AMY GOODMAN: Have they taken down all these YouTube videos?
AZMAT KHAN: They took down videos from YouTube. These videos still—and to distinguish, they still exist on other military websites, but YouTube was the one place where people could comment.
JUAN GONZÁLEZ: So, in other words, to follow up on this, what you’re suggesting is that the actual record keeping, the logs of where the attacks occurred, are sometimes incorrect, which could either mean, one, just sloppy log keeping by the soldiers involved, or deliberate—deliberate reports of the wrong coordinates for an attack.
AZMAT KHAN: It really is troubling that these records were not kept in a way that was conducive to accurately investigating or investigating properly, because what we were told, when we visited—when I visited Qatar and I went to the Combined Air Operations Center, is that “We have 100 percent authority over where we drop our weapons. We know exactly where they’re landing.” And that turned out, in some cases, not to be true.

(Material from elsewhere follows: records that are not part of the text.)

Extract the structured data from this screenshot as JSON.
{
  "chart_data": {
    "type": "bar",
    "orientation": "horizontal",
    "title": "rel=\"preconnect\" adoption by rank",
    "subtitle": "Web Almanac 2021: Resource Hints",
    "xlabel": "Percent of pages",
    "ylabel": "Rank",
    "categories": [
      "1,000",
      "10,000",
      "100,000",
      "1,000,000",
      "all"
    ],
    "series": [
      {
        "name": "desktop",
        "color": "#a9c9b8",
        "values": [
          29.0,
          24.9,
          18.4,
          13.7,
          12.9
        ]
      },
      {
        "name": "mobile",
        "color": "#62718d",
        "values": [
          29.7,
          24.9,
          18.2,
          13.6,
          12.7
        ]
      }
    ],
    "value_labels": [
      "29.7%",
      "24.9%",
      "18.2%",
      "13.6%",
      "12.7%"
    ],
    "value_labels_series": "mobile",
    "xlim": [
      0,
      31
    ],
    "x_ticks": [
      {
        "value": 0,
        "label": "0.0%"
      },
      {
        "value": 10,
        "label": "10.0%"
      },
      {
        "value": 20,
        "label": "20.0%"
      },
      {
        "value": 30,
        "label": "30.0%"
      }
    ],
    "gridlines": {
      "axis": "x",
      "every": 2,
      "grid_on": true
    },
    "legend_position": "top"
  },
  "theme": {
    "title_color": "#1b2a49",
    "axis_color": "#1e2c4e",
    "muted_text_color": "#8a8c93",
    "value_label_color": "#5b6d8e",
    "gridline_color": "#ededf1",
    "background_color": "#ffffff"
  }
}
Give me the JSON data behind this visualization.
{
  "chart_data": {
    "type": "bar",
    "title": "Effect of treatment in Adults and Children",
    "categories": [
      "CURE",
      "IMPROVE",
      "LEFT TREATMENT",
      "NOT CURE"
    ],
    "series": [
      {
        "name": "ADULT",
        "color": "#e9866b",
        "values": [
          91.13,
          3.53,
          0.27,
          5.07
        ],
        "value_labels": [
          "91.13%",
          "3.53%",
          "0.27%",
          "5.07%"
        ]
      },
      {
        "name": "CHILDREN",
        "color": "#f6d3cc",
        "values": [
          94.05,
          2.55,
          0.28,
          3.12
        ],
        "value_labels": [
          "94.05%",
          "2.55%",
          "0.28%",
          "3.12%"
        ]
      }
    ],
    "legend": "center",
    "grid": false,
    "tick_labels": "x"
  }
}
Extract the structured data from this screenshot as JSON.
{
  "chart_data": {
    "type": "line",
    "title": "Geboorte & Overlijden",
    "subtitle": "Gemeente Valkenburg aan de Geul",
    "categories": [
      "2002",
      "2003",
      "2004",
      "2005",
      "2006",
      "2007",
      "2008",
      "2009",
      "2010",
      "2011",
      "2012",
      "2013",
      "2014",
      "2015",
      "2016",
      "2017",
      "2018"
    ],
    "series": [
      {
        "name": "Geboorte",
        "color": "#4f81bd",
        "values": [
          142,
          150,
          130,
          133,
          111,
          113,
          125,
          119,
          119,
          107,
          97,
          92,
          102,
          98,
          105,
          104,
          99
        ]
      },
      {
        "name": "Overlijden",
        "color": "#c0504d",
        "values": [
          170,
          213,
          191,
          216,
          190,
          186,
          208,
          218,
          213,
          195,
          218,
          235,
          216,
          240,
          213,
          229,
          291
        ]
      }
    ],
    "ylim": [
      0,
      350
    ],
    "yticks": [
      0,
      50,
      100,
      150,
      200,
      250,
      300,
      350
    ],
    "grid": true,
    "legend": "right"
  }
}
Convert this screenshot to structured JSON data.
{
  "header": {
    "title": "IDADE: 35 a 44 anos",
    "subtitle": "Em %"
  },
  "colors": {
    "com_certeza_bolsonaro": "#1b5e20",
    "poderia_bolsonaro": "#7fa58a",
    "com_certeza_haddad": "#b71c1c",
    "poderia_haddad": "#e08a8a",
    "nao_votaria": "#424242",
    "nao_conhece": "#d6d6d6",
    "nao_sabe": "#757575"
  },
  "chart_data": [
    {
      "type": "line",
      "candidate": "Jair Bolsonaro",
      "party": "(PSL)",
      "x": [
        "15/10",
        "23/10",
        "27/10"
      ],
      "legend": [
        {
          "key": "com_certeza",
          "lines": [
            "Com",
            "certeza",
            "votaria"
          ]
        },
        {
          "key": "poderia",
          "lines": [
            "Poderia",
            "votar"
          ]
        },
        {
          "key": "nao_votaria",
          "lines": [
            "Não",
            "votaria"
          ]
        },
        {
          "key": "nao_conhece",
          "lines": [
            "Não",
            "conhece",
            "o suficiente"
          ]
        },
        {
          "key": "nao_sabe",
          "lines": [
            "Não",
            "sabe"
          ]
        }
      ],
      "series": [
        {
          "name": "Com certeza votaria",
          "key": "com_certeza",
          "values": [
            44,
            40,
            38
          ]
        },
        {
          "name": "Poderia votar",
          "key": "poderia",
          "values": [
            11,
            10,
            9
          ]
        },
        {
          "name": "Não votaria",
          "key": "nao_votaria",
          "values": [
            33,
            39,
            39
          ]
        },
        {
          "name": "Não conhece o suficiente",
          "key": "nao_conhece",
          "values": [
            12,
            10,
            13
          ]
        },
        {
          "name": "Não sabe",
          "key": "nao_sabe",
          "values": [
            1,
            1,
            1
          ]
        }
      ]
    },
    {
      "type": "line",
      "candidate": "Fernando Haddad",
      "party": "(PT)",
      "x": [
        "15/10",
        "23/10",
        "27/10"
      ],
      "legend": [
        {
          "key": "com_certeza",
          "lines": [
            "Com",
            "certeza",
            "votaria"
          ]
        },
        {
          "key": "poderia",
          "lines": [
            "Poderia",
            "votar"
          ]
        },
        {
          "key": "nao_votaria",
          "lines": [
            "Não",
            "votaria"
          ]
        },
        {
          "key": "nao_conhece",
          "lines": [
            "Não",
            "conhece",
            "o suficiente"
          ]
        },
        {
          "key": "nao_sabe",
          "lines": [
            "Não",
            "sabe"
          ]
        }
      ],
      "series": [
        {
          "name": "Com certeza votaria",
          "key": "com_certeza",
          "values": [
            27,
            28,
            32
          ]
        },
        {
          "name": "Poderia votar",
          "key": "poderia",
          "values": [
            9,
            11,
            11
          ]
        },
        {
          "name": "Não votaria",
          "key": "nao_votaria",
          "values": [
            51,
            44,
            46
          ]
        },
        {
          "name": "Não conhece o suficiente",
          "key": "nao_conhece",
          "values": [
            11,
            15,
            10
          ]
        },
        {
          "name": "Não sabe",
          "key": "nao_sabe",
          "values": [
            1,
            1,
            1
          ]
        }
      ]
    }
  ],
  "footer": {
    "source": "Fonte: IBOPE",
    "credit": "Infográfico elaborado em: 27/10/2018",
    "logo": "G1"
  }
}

AMY GOODMAN: The U.S. military says it’s the most precise war and targeting that they have ever engaged in. We only have a minute, and we want to give that minute to the focus of your story, though you tell many, as we talk about what has happened to Basim Razzo. Your final comment, your message to the world, Basim?
BASIM RAZZO: Well, I want to add just one more thing in this one minute. Just like Azmat said, because there was no exit corridor for ISIS, they were forced to stay in the city and fight. And the excessive use of force, because some—probably one member of ISIS will be on top of a roof of a building—just remember, Azmat, the guy we met from al-Layla family. There were two members ISIS on his roof, and the whole house was bombed. This was excessive use of force.
My friends in Mosul told me of really precision bombing on small cars, and only the car will be hit. But when you—
AMY GOODMAN: We have 10 seconds.
BASIM RAZZO: —kill one person—yeah, to kill one person, you demolish a whole house. This is really terrible. I’m sorry for all the loss that has happened. I really would like the Americans to restudy their strategy of using this precision bombing.
AMY GOODMAN: We’re going to have to leave it there. I thank you so much for being with us, Basim Razzo, from Erbil, Iraq, and Azmat Khan and Anand Gopal. We will link to their story, “The Uncounted.” I’m Amy Goodman, with Juan González. Thanks so much for joining us.